Turkey Habitat Guide
Jan 23,2008 00:00 by newsdesk

Turkey connects Europe and Asia and is balanced between the East and the West. The Dardanelles, the Sea of Marmara and the Bosphorus Straits divide it into Asian and European parts. Eastern Thrace (European Turkey) is only 3% of the total land area of Turkey. The remaining 97% is Anatolia. A vast plateau rises eastwards towards the Caucasus Mountains. Turkey shares its boundaries with Greece, Bulgaria, Georgia, Armenia, Iran, Iraq and Syria. It has a rich topography varying between rolling steppes, meandering rivers, rich agricultural valleys and a craggy-beach coastline. It has a 1700 km drive from Edirne on the Bulgarian border to Kars on the Armenian border and a 1000 km  hiking distance from the Black Sea in the north to the Mediterranean in the south. Turkey’s coastline is over 6,000 km long and has several popular tourist resorts.
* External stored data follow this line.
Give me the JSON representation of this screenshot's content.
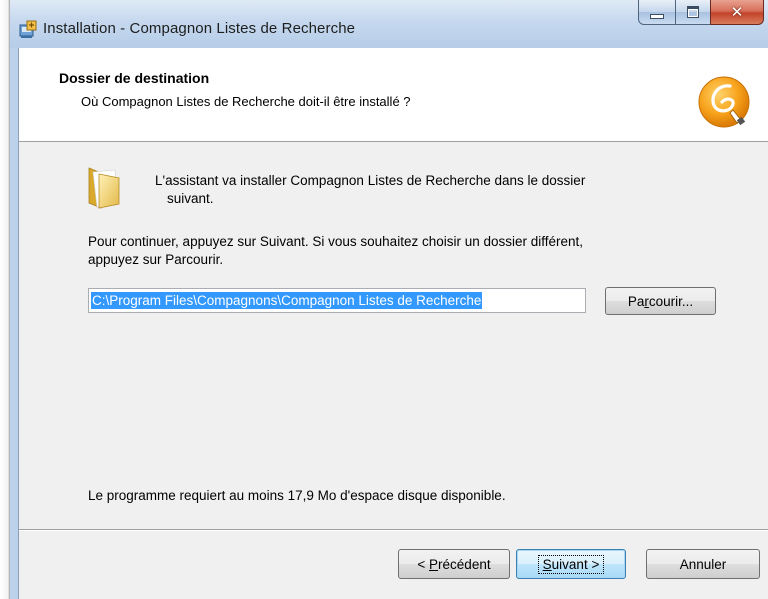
{
  "window": {
    "title": "Installation - Compagnon Listes de Recherche",
    "icons": [
      "installer-app-icon",
      "minimize-icon",
      "maximize-icon",
      "close-icon"
    ],
    "close_glyph": "✕"
  },
  "header": {
    "title": "Dossier de destination",
    "subtitle": "Où Compagnon Listes de Recherche doit-il être installé ?",
    "logo_icon": "compagnon-logo-icon",
    "accent": "#f7a21b"
  },
  "body": {
    "intro_line1": "L'assistant va installer Compagnon Listes de Recherche dans le dossier",
    "intro_line2": "suivant.",
    "continue_line1": "Pour continuer, appuyez sur Suivant. Si vous souhaitez choisir un dossier différent,",
    "continue_line2": "appuyez sur Parcourir.",
    "path_value": "C:\\Program Files\\Compagnons\\Compagnon Listes de Recherche",
    "disk_space": "Le programme requiert au moins 17,9 Mo d'espace disque disponible.",
    "folder_icon": "folder-icon"
  },
  "buttons": {
    "browse": {
      "pre": "Pa",
      "accel": "r",
      "post": "courir..."
    },
    "previous": {
      "pre": "< ",
      "accel": "P",
      "post": "récédent"
    },
    "next": {
      "pre": "",
      "accel": "S",
      "post": "uivant >"
    },
    "cancel": "Annuler"
  },
  "colors": {
    "selection": "#3399ff",
    "default_button_border": "#3c7fb1",
    "client_bg": "#f0f0f0"
  }
}
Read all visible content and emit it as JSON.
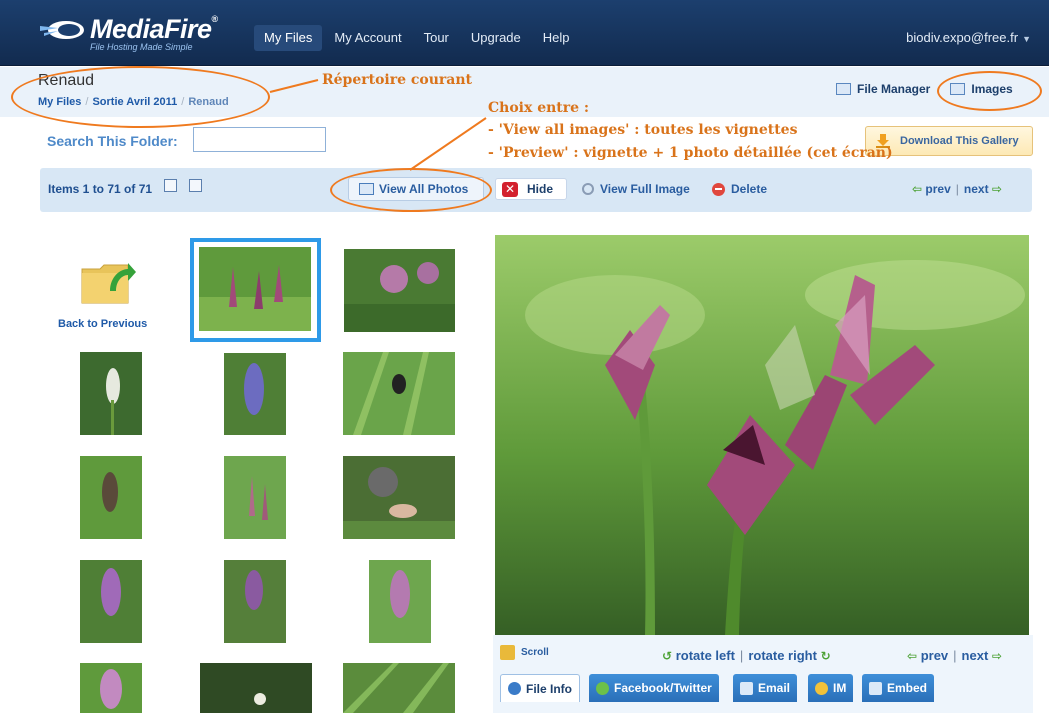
{
  "nav": {
    "logo_name": "MediaFire",
    "logo_reg": "®",
    "logo_tagline": "File Hosting Made Simple",
    "items": [
      "My Files",
      "My Account",
      "Tour",
      "Upgrade",
      "Help"
    ],
    "active": "My Files",
    "user": "biodiv.expo@free.fr",
    "user_caret": "▼"
  },
  "header": {
    "folder_name": "Renaud",
    "breadcrumb": [
      "My Files",
      "Sortie Avril 2011",
      "Renaud"
    ],
    "breadcrumb_sep": "/",
    "file_manager": "File Manager",
    "images": "Images"
  },
  "annotations": {
    "current_dir": "Répertoire courant",
    "choice_title": "Choix entre :",
    "choice_view_all": "- 'View all images' : toutes les vignettes",
    "choice_preview": "- 'Preview' : vignette + 1 photo détaillée (cet écran)",
    "color": "#ef7a1f"
  },
  "search": {
    "label": "Search This Folder:",
    "value": ""
  },
  "download": {
    "label": "Download This Gallery"
  },
  "toolbar": {
    "items_count": "Items 1 to 71 of 71",
    "view_all": "View All Photos",
    "hide": "Hide",
    "hide_glyph": "✕",
    "view_full": "View Full Image",
    "delete": "Delete",
    "prev": "prev",
    "next": "next",
    "pipe": "|",
    "prev_arrow": "⇦",
    "next_arrow": "⇨"
  },
  "grid": {
    "back_label": "Back to Previous"
  },
  "preview": {
    "scroll": "Scroll",
    "rotate_left": "rotate left",
    "rotate_right": "rotate right",
    "pipe": "|",
    "rotate_left_glyph": "↺",
    "rotate_right_glyph": "↻",
    "prev": "prev",
    "next": "next",
    "prev_arrow": "⇦",
    "next_arrow": "⇨",
    "tabs": [
      "File Info",
      "Facebook/Twitter",
      "Email",
      "IM",
      "Embed"
    ]
  },
  "colors": {
    "nav_bg": "#1c3f6e",
    "link": "#2a5da0",
    "selection": "#2e9ae8",
    "delete": "#e0473d",
    "hide": "#d3212e"
  },
  "icons": [
    "folder-back-icon",
    "file-manager-icon",
    "images-icon",
    "download-icon",
    "hide-x-icon",
    "magnifier-icon",
    "delete-icon",
    "scroll-icon",
    "info-icon"
  ]
}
In spite of once being densely forested, Turkey has been shorn of its forests to a great extent. Though some areas still have considerable forested regions the government is encouraging conservation and reforestation. In spring the Steppes are covered with a multitude of flowers. Turkey’s temperate climate and the diverse topography favours the planting of a variety of crops, ranging from apples, apricots, bananas, cherries, citrus fruits, cotton, date palms, grapes, sugar beet to sunflowers and tobacco. Much of the world’s supply of hazel nuts (filberts), pistachios and walnuts are grown in Turkey. Among the cash crops, cotton, and wheat and barley are important.

The animal life in Turkey is quite similar to that in the Balkans, and most of European bears, deer, jackals, lynx, wild boars, wolves and rare leopards. The domestic animals include cattle, horses, donkeys, goats and several varieties of sheep, camels and water buffalo. Bird life is also very rich and varied with many eagles, vultures, storks as well as the rare bald ibis. Bird Sanctuaries have been established in several parts of Turkey.
The coastal waters of Turkey are rich with different kinds of fish, shellfish and other sea creatures, though over fishing and pollution are damaging the sea life of Turkey.